Confcooperative Udine: basta demagogia sull’Albergo Diffuso

18 Marzo 2016

UDINE – «Spiace constatare che sugli Alberghi Diffusi si continui a fare molta demagogia e più d’uno si permetta di esprimere giudizi senza avere la necessaria correttezza per dire come stanno veramente le cose».

Flavio Sialino, presidente di Confcooperative Udine, non ci sta ad assistere passivamente alla graticola sulla quale vengono messi, quotidianamente, gli Alberghi Diffusi (AD). Ricorda come a Confcooperative Fvg aderiscano la stragrande maggioranza degli AD della regione e sottolinea l’aspetto mutualistico degli stessi, ovvero la non remunerazione del capitale.

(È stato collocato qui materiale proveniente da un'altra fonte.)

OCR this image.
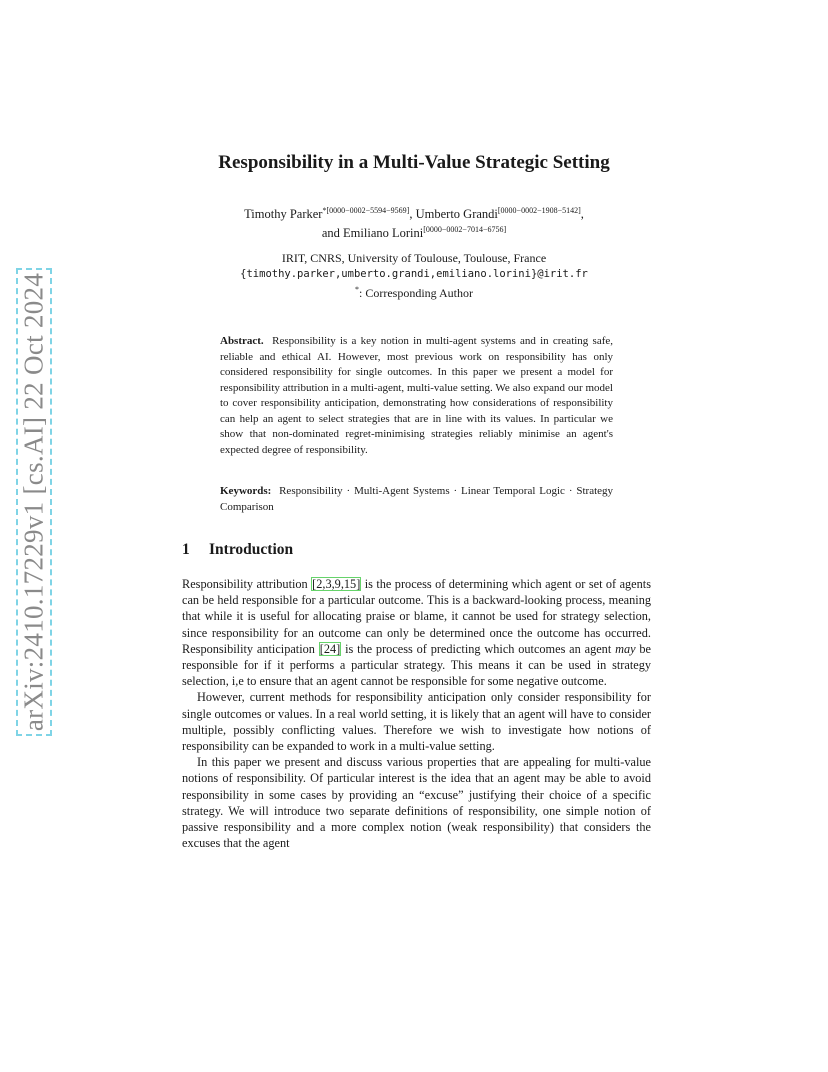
arXiv:2410.17229v1 [cs.AI] 22 Oct 2024
Responsibility in a Multi-Value Strategic Setting
Timothy Parker$^{*[0000-0002-5594-9569]}$, Umberto Grandi[0000−0002−1908−5142],
and Emiliano Lorini[0000−0002−7014−6756]
IRIT, CNRS, University of Toulouse, Toulouse, France
{timothy.parker,umberto.grandi,emiliano.lorini}@irit.fr
*: Corresponding Author
Abstract. Responsibility is a key notion in multi-agent systems and in creating safe, reliable and ethical AI. However, most previous work on responsibility has only considered responsibility for single outcomes. In this paper we present a model for responsibility attribution in a multi-agent, multi-value setting. We also expand our model to cover responsibility anticipation, demonstrating how considerations of responsibility can help an agent to select strategies that are in line with its values. In particular we show that non-dominated regret-minimising strategies reliably minimise an agent's expected degree of responsibility.
Keywords: Responsibility · Multi-Agent Systems · Linear Temporal Logic · Strategy Comparison
1 Introduction

Responsibility attribution [2,3,9,15] is the process of determining which agent or set of agents can be held responsible for a particular outcome. This is a backward-looking process, meaning that while it is useful for allocating praise or blame, it cannot be used for strategy selection, since responsibility for an outcome can only be determined once the outcome has occurred. Responsibility anticipation [24] is the process of predicting which outcomes an agent may be responsible for if it performs a particular strategy. This means it can be used in strategy selection, i,e to ensure that an agent cannot be responsible for some negative outcome.

However, current methods for responsibility anticipation only consider responsibility for single outcomes or values. In a real world setting, it is likely that an agent will have to consider multiple, possibly conflicting values. Therefore we wish to investigate how notions of responsibility can be expanded to work in a multi-value setting.

In this paper we present and discuss various properties that are appealing for multi-value notions of responsibility. Of particular interest is the idea that an agent may be able to avoid responsibility in some cases by providing an “excuse” justifying their choice of a specific strategy. We will introduce two separate definitions of responsibility, one simple notion of passive responsibility and a more complex notion (weak responsibility) that considers the excuses that the agent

«Di fatto, è l’unico progetto che, in montagna, sta funzionando sul fronte del mantenimento e della riqualificazione del patrimonio – prosegue -, garantendo una ricettività dove gli alberghi tradizionali non sono e non saranno mai presenti, e già questo dovrebbe bastare. In molti casi sopperiscono alle mancanze dell’ente pubblico fungendo da punto informativo per i turisti e di animazione della comunità locale. I contributi che ricevono, e che vengono criticati dai così detti “competitor”, non coprono nemmeno gli oneri che derivano proprio dall’essere presenti in zone di assoluta marginalità, senza contare i costi derivanti dai vincoli: quale albergo tradizionale è costretto a restare aperto 360 giorni all’anno – nonostante il turismo si concentri in pochi mesi – con una reception funzionante almeno mezza giornata? E con la possibilità di chiedere un contributo solo per il 30 per cento del costo del personale che, poi, deve essere assunto con contratto subordinato? C’è qualcuno interessato a fare cambio? Si faccia avanti.
Senza contare poi che tutti i costi promozionali se li devono sobbarcare le società di gestione, mancando, fino a oggi, una vera politica di promozione del prodotto Albergo Diffuso. Ci auguriamo – dice Sialino – che con la nuova strategia regionale di accorpare in un unico ente la promozione del territorio si possa organizzare una vera strategia di sviluppo. Guardare alle politiche del territorio degli amici trentini, potrebbe essere un’idea.
E vorrei, poi, sfatare le ricorrenti voci che negli AD ci siano irregolarità. Un procedimento verso l’AD Val d’Incarojo è finito in completa assoluzione. I due noti casi riportati dalle cronache, non hanno rilevanza giuridica, almeno così pare, e la stessa Commissione regionale chiamata ad approfondire il caso, nulla ha rilevato in merito. Non tiriamo in mezzo gli AD che sono costituiti da decine di soci che hanno messo a disposizione le loro abitazioni e per 10 anni non ne possono usufruire liberamente. Per inciso – specifica Sialino – non si può far finta di non vedere che tutti i contributi regionali sugli immobili hanno valenza di destinazione temporale. È ora di finirla con le guerre sante per interessi individualistici e far fuori la concorrenza. Non è di concorrenza che si deve parlare in questo caso, ma bisogna ricercare la collaborazione come strategia migliore. Le società di gestione degli AD, da sempre, si sono impegnate in attività promozionali per il territorio intero, con le attività legate a Bici diffusa e Carnia diffusa, a esempio. Però ognuno deve fare la parte che gli compete. Con gli alberghi tradizionali si possono e si devono trovare forme di collaborazione, così come con gli uffici regionali è necessario dialogare, soprattutto per l’importante ruolo di controllo e legiferazione. Mi riferisco in particolare ai regolamenti attuativi», conclude Sialino.